The night is young, but so far today (morning in China) the index is strongly in the red, down 34 points (1.44%) to 2,352 as of 11:12 PM EST.
Chinese Manufacturing in Contraction
Earlier today I commented China Manufacturing PMI Plunges to 32-Month Low of 47.7; Reflections on Stocks Rallying on "Bad News"
Yesterday stocks rallied on news China Cuts Bank Reserve Ratios by .5 Percentage Points and Central Banks Cut Rates on Dollar Swap Lines.
However, the reason Chinese central bank reacted is hugely deteriorating conditions in China. The reason the Fed reacted is hugely deteriorating conditions in Europe.
Equities have rallied on reported "good news". However the first irony is the global economic picture outside the US is horrendous. The second irony is bottoms are formed on bad news (and tops on good news), but central banks intervention is really bad news widely recognized as good news. Decoupling in Reverse?
The equity markets can rally all the want on deteriorating fundamentals but it will not change the facts one bit.
Europe is in recession, Australia is in recession, Chinese manufacturing is in recession, and the US cannot carry the global economy on its own.
Note the irony in that last sentence.
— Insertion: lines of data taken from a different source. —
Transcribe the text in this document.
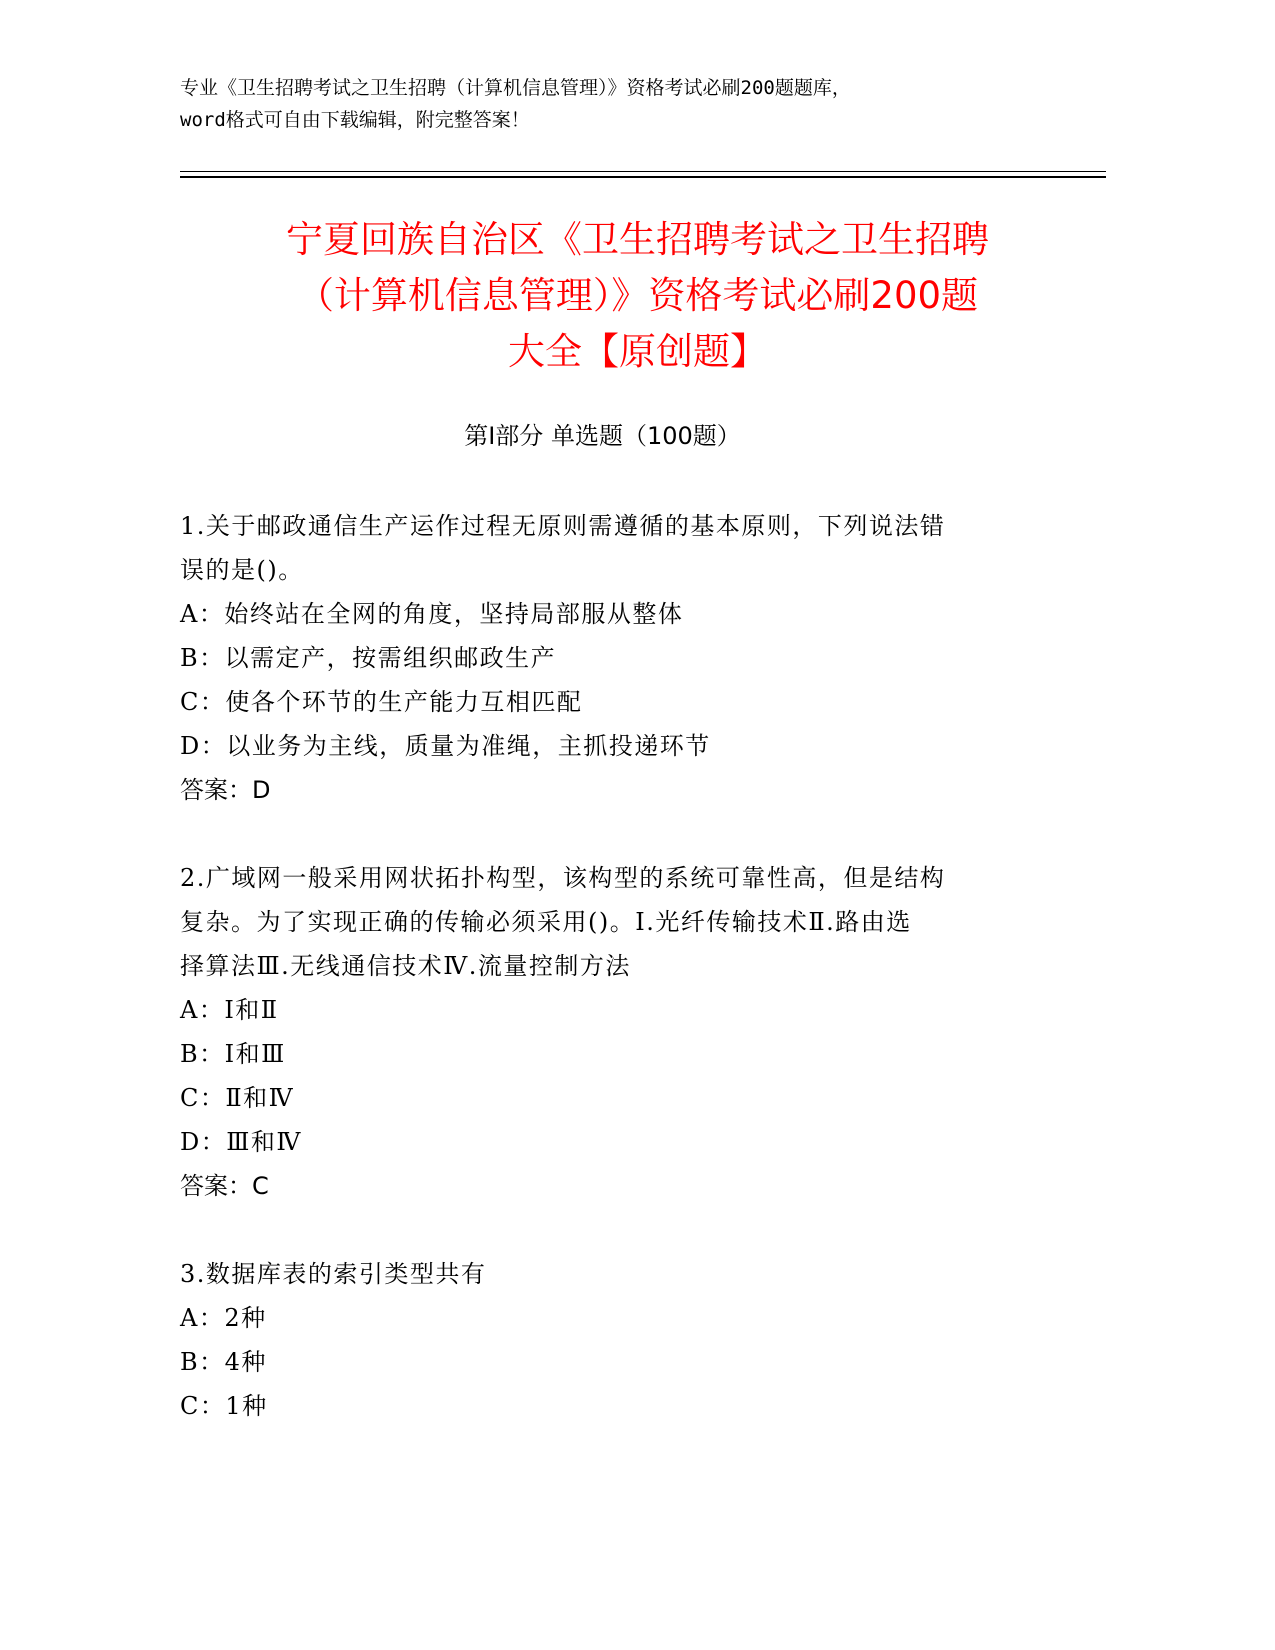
专业《卫生招聘考试之卫生招聘（计算机信息管理）》资格考试必刷200题题库，
word格式可自由下载编辑，附完整答案！
宁夏回族自治区《卫生招聘考试之卫生招聘
（计算机信息管理）》资格考试必刷200题
大全【原创题】
第Ⅰ部分 单选题（100题）
1.关于邮政通信生产运作过程无原则需遵循的基本原则，下列说法错
误的是()。
A：始终站在全网的角度，坚持局部服从整体
B：以需定产，按需组织邮政生产
C：使各个环节的生产能力互相匹配
D：以业务为主线，质量为准绳，主抓投递环节
答案：D
2.广域网一般采用网状拓扑构型，该构型的系统可靠性高，但是结构
复杂。为了实现正确的传输必须采用()。Ⅰ.光纤传输技术Ⅱ.路由选
择算法Ⅲ.无线通信技术Ⅳ.流量控制方法
A：Ⅰ和Ⅱ
B：Ⅰ和Ⅲ
C：Ⅱ和Ⅳ
D：Ⅲ和Ⅳ
答案：C
3.数据库表的索引类型共有
A：2种
B：4种
C：1种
Peter Schiff and others mistakenly thought in 2008 the global economy would decouple from the US economy. The idea was silly then and it is silly now (in reverse).
The US will not decouple from the global economy. China is slowing and faces a hard landing, Europe is in recession, and a Fed inspired rally in commodities will end in pain given the slowdown in China and Europe. Gold may be the exception.